The monetary policy committee (MPC) of the Central Bank of Nigeria (CBN) has cut the monetary policy rate (MPR) from 27 per cent to 26.5 per cent.
CBN governor, Olayemi Cardoso, made this known at a press conference at the end of the 304th meeting of the Monetary Policy Committee (MPC) in Abuja, on Tuesday.
The rate cut is the lowest since May 2024, when the interest rate stood at 26.25 per cent.
The MPC’s decision follows a drop in Nigeria’s inflation rate to 15.10 per cent in February 2026. It also comes six months after the MPR was cut to 27 per cent in September 2025.
Cardoso said the committee members unanimously voted to reduce the rate by 50 basis points from 27 per cent to 26.5 per cent, while other facilities remained unchanged.

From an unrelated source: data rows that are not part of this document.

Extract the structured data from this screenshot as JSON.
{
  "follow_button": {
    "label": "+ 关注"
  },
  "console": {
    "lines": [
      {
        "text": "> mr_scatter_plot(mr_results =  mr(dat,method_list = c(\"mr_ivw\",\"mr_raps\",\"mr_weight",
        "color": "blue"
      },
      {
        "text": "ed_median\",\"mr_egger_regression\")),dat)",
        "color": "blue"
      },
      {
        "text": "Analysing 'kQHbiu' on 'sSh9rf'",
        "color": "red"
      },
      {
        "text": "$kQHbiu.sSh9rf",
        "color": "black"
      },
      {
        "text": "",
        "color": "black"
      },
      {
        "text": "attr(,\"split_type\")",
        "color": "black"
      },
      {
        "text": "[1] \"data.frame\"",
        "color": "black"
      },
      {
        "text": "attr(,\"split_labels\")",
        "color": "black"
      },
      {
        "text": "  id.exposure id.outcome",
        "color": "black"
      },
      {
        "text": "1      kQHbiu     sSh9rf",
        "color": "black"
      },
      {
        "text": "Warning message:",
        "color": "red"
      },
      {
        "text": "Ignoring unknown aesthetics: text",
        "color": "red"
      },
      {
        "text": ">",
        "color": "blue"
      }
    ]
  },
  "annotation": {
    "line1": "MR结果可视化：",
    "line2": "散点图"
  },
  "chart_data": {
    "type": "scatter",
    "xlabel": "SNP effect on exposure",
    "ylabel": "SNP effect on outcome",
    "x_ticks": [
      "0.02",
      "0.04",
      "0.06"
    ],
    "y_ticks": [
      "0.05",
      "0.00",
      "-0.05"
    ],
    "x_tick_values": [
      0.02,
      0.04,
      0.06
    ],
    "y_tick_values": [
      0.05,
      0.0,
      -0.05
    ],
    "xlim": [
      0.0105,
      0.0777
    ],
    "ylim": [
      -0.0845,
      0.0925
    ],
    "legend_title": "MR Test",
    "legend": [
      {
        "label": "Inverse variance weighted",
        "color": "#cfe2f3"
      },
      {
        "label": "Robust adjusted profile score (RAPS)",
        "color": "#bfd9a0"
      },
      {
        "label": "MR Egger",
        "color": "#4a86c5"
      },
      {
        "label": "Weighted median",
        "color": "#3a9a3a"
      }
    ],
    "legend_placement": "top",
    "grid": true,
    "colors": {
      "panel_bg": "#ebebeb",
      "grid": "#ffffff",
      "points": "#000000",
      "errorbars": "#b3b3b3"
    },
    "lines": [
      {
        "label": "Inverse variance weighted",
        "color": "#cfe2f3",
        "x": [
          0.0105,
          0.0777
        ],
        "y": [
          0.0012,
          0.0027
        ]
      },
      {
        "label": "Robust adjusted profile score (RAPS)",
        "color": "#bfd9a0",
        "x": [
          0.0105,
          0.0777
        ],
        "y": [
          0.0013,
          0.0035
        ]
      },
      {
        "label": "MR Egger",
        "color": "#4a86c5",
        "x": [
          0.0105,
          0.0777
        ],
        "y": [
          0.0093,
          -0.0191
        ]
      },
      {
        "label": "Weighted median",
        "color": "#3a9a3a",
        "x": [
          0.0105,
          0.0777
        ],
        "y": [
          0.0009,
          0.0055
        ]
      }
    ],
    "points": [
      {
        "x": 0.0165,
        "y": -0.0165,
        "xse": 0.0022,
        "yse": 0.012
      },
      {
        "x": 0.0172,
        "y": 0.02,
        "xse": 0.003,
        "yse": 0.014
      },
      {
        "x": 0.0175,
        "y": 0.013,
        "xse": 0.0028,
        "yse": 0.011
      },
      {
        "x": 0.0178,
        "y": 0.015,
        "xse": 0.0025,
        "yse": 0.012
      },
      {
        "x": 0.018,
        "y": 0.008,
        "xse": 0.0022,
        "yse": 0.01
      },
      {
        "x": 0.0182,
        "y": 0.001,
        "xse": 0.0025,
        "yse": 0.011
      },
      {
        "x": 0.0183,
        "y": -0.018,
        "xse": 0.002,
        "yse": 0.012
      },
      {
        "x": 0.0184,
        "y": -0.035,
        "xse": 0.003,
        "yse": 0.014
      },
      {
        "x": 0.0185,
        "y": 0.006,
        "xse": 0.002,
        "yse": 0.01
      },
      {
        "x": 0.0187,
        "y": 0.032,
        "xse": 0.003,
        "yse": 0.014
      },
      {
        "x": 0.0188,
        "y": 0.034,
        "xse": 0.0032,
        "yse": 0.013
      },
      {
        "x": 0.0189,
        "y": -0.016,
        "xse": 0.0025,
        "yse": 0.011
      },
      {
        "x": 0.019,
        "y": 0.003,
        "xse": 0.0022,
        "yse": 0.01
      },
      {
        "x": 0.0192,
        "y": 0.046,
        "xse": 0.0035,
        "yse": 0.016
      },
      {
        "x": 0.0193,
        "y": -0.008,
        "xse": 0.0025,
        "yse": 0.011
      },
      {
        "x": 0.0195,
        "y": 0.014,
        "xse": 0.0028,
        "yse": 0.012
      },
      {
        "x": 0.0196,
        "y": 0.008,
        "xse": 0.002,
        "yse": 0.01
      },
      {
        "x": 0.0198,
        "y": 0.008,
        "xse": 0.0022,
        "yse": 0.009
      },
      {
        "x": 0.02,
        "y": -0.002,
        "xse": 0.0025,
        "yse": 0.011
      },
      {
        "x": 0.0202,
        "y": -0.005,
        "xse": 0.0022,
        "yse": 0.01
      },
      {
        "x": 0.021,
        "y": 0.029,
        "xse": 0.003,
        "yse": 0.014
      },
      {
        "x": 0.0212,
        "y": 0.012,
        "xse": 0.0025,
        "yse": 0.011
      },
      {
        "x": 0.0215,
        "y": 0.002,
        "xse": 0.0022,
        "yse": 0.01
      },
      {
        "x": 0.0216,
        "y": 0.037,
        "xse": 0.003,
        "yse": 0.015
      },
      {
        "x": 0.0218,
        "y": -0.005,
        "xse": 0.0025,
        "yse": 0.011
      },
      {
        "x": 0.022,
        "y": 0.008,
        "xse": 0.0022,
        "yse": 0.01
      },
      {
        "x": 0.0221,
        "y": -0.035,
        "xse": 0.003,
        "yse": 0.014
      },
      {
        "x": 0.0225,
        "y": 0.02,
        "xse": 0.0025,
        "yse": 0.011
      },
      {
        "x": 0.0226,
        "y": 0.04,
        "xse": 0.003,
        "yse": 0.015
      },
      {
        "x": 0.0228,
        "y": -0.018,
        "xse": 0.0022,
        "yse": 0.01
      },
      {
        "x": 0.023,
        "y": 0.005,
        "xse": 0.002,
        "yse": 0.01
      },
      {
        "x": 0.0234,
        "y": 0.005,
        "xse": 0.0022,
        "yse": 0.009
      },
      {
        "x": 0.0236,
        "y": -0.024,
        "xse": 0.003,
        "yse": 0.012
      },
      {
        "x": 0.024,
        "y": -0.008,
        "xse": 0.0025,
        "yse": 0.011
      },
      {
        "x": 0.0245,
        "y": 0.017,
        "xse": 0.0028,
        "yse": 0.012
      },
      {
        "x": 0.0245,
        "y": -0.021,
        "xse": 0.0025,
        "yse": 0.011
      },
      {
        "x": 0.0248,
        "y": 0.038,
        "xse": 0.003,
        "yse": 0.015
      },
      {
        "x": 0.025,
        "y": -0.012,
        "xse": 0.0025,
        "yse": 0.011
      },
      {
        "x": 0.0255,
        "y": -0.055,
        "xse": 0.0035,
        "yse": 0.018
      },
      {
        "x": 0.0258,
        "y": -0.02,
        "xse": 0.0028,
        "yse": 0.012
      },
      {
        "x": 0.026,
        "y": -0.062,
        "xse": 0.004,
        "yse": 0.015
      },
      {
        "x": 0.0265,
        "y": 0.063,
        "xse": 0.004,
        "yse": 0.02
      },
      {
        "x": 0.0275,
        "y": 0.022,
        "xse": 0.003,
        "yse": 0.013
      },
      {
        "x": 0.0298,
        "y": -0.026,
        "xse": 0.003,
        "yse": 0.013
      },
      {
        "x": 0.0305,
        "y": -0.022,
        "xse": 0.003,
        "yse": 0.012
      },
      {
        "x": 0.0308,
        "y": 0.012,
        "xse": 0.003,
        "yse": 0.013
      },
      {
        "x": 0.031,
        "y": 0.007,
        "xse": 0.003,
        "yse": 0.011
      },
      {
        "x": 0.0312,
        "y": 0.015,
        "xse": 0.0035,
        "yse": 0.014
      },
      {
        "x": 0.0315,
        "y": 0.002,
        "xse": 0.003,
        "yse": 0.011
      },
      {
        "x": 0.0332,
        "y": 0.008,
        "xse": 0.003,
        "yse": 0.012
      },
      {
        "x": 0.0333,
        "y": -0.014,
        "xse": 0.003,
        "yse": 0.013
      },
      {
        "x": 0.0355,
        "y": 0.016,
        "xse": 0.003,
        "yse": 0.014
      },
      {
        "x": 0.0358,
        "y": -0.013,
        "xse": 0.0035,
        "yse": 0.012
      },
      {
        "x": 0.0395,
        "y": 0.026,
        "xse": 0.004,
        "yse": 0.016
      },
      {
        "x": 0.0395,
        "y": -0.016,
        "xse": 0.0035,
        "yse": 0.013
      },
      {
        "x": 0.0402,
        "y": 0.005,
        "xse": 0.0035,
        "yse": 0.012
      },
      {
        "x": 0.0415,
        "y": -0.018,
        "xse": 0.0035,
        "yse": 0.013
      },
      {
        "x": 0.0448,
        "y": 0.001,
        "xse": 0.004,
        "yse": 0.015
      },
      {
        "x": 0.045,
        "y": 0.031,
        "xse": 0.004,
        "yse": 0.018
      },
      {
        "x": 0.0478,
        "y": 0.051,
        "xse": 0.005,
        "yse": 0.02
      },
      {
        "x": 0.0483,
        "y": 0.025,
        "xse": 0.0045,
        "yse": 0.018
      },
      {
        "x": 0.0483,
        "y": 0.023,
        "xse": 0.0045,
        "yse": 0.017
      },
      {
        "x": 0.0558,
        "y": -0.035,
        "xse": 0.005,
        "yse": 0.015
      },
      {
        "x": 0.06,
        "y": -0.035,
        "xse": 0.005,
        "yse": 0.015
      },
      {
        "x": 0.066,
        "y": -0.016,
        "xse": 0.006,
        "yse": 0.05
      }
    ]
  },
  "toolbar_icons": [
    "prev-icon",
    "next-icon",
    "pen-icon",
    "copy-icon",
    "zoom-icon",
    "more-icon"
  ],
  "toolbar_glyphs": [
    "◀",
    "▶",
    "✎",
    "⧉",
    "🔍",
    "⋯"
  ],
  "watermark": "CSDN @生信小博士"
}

“The cash reserve ratio (CRR) is retained at 45 percent for DMBs; and 16 percent for merchant banks respectively, and 75% for Non-TSA public sector deposits,” the CBN governor said.
“Liquidity ratio (LR) remained unchanged at 30 percent and the asymmetric corridor retained by +50/-450 basis points around the MPR.”
The CBN governor explained that the committee’s decision was premised on a balanced evaluation of risks to the outlook, which suggests that the ongoing disinflation trajectory would continue.
“The sustained deceleration in year-on-year headline inflation in January 2026 marks the 11th consecutive month of decline.”
The CBN governor further said there were notable improvements in the external sector, with gross external reserves rising to $50.45 billion as of February 16, 2026 — the highest in 13 years.